What is to blame??? Unusual climate, the ocean, or both?
Generally the northern Australian monsoon season arrives in December and lasts through March, these months may vary in different areas of Australia. As the heatwave shows, the monsoon season has not arrived when it normally should. Could this be due to an El Niño Southern Oscillation (aka ENSO) event?
What is an ENSO Event?
An ENSO event is influenced by warming ocean waters in the Pacific. To put it simply, changes in the atmosphere and ocean circulation lead to warmer than normal Pacific Ocean temperatures, increased cloudiness, weaker trade winds, and low SOI (Southern Oscillation Index) values (focused in the central and eastern tropical Pacific). The SOI is just a mathematical representation of pressure differences at sea level between Darwin Australia and Tahiti which indicate the development of ENSO events. The picture below is a great explanation if you are a bit confused. An El Niño event typically occurs every 3 to 7 years.

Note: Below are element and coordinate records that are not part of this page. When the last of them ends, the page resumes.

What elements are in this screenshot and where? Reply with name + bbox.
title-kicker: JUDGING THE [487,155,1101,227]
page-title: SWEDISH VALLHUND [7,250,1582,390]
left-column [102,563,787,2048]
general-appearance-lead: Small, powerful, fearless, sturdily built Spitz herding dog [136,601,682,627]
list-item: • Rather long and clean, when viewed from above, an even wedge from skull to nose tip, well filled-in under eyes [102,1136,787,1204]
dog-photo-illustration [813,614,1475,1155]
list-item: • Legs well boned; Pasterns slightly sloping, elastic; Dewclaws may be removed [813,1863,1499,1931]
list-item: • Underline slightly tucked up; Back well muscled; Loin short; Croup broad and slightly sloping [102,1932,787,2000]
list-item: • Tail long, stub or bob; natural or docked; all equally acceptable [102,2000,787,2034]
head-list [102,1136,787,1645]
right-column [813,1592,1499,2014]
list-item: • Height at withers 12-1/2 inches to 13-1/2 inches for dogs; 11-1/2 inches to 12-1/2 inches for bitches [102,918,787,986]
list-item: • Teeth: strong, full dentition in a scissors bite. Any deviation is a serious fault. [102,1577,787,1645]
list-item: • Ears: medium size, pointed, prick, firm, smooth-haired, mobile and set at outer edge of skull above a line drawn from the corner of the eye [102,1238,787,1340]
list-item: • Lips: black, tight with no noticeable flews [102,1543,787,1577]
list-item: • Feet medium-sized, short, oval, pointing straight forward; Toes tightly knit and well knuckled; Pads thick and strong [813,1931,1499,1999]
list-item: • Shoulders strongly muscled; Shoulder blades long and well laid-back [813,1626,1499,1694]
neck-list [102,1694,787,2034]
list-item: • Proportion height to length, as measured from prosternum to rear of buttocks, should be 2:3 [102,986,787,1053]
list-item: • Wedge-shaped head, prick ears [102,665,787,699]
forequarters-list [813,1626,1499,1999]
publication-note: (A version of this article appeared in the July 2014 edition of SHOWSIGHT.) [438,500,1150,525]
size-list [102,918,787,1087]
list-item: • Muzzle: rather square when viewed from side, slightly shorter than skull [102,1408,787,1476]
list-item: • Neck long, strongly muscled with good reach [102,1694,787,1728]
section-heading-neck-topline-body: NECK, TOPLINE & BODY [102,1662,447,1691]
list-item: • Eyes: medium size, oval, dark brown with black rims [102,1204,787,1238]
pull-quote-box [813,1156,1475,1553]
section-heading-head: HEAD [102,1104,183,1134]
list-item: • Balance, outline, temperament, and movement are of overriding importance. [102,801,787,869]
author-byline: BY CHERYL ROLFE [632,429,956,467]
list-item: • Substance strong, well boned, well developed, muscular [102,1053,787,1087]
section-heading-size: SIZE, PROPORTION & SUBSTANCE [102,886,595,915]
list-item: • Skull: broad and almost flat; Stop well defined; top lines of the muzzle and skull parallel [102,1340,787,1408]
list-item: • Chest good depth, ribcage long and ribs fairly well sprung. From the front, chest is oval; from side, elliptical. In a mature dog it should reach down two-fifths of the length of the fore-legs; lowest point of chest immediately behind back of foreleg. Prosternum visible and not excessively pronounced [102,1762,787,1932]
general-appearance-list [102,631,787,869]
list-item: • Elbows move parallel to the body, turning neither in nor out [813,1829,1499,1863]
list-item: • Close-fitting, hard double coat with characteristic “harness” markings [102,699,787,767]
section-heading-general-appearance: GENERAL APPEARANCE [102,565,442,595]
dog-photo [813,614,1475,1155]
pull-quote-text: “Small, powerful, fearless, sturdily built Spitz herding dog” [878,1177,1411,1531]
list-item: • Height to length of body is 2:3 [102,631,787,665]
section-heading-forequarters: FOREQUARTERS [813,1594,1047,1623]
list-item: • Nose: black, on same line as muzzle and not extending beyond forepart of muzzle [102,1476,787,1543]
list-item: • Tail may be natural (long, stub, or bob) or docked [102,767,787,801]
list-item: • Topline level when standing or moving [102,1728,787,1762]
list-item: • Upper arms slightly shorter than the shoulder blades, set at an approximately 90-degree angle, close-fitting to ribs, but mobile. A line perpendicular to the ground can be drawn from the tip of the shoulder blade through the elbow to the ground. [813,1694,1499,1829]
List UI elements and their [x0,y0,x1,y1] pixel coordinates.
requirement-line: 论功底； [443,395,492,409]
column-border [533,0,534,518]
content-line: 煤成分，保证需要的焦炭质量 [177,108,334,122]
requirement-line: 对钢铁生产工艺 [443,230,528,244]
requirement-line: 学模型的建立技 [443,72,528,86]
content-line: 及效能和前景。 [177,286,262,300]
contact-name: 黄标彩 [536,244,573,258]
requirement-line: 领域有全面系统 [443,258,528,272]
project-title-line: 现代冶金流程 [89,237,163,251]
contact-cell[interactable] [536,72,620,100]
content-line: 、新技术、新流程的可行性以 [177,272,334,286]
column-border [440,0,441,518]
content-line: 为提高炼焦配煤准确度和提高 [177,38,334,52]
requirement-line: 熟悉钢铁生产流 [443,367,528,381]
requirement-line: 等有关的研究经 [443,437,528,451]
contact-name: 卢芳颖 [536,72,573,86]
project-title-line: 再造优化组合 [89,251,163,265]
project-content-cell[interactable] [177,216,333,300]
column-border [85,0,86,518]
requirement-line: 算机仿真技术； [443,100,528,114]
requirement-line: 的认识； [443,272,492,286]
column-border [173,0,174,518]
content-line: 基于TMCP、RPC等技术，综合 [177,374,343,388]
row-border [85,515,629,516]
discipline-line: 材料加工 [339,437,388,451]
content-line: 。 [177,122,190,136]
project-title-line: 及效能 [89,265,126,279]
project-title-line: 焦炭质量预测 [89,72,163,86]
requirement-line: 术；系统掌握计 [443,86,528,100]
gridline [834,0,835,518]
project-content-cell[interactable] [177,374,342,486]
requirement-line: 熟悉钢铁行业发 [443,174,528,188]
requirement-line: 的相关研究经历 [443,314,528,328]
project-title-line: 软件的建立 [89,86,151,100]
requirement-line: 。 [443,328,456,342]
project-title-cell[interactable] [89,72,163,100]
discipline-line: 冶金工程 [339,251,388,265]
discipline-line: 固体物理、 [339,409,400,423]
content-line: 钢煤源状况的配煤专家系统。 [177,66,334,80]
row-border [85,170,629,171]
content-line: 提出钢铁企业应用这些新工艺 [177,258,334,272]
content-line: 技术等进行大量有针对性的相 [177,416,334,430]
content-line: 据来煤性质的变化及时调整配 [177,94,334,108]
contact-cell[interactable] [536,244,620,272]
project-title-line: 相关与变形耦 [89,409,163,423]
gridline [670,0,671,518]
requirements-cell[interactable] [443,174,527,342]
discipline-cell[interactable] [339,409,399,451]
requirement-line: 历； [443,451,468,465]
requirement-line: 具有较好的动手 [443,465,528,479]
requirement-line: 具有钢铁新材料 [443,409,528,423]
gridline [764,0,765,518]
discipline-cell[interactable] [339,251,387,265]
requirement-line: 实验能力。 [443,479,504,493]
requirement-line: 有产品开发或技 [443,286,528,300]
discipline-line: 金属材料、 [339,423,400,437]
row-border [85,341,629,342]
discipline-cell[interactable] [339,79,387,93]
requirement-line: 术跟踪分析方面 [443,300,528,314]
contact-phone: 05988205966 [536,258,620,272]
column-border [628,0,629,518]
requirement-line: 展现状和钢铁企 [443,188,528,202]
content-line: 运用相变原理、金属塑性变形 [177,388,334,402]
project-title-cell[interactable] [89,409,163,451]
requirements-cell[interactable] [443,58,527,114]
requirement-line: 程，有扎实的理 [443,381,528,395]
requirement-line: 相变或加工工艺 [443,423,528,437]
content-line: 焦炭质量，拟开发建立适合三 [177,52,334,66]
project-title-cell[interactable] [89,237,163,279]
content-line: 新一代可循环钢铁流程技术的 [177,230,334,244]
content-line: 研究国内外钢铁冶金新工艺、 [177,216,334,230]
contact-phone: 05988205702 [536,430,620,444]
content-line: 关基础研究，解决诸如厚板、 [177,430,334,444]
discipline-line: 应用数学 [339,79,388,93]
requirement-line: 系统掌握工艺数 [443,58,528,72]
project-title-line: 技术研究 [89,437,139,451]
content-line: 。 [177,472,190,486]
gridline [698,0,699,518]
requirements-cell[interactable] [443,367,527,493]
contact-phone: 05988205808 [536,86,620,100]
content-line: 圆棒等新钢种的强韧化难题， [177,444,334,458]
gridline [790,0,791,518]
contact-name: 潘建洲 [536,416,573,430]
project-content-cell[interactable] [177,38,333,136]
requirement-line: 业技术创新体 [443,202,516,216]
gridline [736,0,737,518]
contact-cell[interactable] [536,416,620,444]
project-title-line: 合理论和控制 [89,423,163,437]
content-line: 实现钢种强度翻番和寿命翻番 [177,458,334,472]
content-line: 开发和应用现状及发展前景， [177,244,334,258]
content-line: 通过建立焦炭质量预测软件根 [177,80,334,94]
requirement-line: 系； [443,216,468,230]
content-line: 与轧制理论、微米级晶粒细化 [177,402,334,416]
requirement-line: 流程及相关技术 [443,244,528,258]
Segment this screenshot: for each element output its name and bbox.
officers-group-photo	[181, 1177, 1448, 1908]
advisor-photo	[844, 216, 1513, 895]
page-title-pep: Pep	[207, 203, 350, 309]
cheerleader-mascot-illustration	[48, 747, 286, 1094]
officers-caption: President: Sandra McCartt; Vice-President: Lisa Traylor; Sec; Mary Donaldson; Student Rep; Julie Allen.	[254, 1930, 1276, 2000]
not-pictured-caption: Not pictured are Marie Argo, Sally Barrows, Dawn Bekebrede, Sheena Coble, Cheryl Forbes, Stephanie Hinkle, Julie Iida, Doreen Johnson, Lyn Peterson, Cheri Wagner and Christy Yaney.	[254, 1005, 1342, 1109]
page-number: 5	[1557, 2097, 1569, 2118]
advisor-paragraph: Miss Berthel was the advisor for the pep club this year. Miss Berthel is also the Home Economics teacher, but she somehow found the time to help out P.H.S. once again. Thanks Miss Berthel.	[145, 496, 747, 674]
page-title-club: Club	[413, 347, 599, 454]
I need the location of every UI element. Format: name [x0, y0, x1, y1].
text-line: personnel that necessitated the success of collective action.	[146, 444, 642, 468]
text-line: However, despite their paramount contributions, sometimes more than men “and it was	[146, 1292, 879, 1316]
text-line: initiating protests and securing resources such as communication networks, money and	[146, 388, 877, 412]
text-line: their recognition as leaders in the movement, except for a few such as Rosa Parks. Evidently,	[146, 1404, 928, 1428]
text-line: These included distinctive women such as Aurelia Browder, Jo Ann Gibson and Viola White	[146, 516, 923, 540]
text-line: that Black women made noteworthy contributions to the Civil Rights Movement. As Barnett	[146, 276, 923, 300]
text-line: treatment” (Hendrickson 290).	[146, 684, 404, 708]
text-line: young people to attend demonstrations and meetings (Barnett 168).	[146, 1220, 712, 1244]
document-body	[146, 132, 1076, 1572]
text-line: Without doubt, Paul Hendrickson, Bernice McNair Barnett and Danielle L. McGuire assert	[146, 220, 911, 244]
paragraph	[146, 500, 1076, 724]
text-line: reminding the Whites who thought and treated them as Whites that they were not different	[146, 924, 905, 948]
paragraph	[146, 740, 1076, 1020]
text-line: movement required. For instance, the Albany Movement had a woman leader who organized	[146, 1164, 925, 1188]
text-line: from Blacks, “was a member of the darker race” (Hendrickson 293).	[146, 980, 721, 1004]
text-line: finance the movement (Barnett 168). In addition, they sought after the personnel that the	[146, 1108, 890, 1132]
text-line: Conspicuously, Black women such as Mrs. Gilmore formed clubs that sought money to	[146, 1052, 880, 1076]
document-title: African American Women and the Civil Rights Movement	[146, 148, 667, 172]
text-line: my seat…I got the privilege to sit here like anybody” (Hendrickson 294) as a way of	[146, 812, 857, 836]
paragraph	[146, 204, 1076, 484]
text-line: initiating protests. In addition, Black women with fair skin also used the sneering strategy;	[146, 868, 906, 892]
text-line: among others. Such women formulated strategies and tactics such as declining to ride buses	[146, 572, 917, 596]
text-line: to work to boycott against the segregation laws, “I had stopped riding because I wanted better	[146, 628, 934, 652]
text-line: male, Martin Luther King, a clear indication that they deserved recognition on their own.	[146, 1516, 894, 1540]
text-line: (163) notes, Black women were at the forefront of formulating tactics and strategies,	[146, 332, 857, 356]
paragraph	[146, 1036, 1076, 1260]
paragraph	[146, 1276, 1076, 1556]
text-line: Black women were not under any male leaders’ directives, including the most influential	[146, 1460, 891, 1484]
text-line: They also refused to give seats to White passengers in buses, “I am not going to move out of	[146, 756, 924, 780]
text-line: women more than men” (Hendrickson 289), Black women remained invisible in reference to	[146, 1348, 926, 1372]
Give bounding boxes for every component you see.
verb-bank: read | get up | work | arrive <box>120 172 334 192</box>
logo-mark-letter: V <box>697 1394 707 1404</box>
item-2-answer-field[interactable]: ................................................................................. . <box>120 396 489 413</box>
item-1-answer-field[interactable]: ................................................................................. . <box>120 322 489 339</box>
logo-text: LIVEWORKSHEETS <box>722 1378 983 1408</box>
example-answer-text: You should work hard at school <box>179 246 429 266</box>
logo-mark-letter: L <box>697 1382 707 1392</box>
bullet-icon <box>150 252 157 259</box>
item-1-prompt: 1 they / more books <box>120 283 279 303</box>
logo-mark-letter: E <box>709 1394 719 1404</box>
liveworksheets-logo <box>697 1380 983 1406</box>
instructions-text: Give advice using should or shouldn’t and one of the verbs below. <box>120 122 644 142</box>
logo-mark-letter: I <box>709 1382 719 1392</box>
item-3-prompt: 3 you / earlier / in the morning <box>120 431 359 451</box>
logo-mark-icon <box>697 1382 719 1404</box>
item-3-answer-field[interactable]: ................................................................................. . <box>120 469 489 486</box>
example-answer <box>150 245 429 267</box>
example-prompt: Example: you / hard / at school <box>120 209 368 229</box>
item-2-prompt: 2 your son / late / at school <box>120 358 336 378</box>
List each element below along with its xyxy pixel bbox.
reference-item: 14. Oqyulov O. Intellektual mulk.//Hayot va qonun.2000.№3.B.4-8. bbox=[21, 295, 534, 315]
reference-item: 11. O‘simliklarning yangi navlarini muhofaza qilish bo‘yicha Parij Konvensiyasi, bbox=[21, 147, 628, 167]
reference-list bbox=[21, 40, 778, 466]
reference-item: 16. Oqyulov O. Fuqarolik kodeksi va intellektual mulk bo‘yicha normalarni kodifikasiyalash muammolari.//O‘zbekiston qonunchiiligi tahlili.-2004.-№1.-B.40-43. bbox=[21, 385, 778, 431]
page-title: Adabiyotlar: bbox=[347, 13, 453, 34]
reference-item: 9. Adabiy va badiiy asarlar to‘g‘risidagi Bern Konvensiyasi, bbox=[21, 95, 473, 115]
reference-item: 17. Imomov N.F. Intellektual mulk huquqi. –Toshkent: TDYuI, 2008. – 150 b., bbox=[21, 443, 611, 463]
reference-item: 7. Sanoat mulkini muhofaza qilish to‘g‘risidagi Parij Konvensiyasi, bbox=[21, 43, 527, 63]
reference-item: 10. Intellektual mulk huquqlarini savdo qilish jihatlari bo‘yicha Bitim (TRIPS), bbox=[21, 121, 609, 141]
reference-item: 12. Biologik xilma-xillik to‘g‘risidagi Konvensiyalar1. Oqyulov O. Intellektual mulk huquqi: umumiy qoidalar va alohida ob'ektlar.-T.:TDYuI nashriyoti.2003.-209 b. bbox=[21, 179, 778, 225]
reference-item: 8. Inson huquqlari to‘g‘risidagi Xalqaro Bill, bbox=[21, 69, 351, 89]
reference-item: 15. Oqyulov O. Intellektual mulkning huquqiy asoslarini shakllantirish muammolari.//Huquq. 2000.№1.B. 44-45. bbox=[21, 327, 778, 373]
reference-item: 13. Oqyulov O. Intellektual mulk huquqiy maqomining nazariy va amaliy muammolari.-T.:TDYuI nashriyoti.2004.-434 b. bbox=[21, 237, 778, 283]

What does this have to do with climate?
These events effect not only Australia, but the entire world, influencing temperatures and precipitation worldwide. How? Sea Surface temperatures actually have a great influence on rainfall, which in turn effects wind patterns. A warmer atmosphere is able to hold more moisture. When there is an extreme high or low sea surface temperature it can alter the normal rain and wind patterns, leading to unusually wet and cold or hot and dry conditions. These events are natural sources of climate variation and are monitored to ensure people are ready for the extreme temperatures, flooding and droughts they can bring to the world.
What do the Experts think?
The Climate Prediction Center/NCEP/NWS and the International Research Institute for Climate and Society currently say that we are El Niño Neutral for Spring 2013, but Summer is still up in the air. These conditions were also not seen during December 2012, meaning the extreme weather in Australia is not due to an El Niño event and natural climate variation. Instead this weather has been brought on by our own changes to the climate.
If extreme El Niño-esque weather conditions can now occur separately from El Niño events, then what will El Niño events look like in the future? What does this mean for our climate worldwide?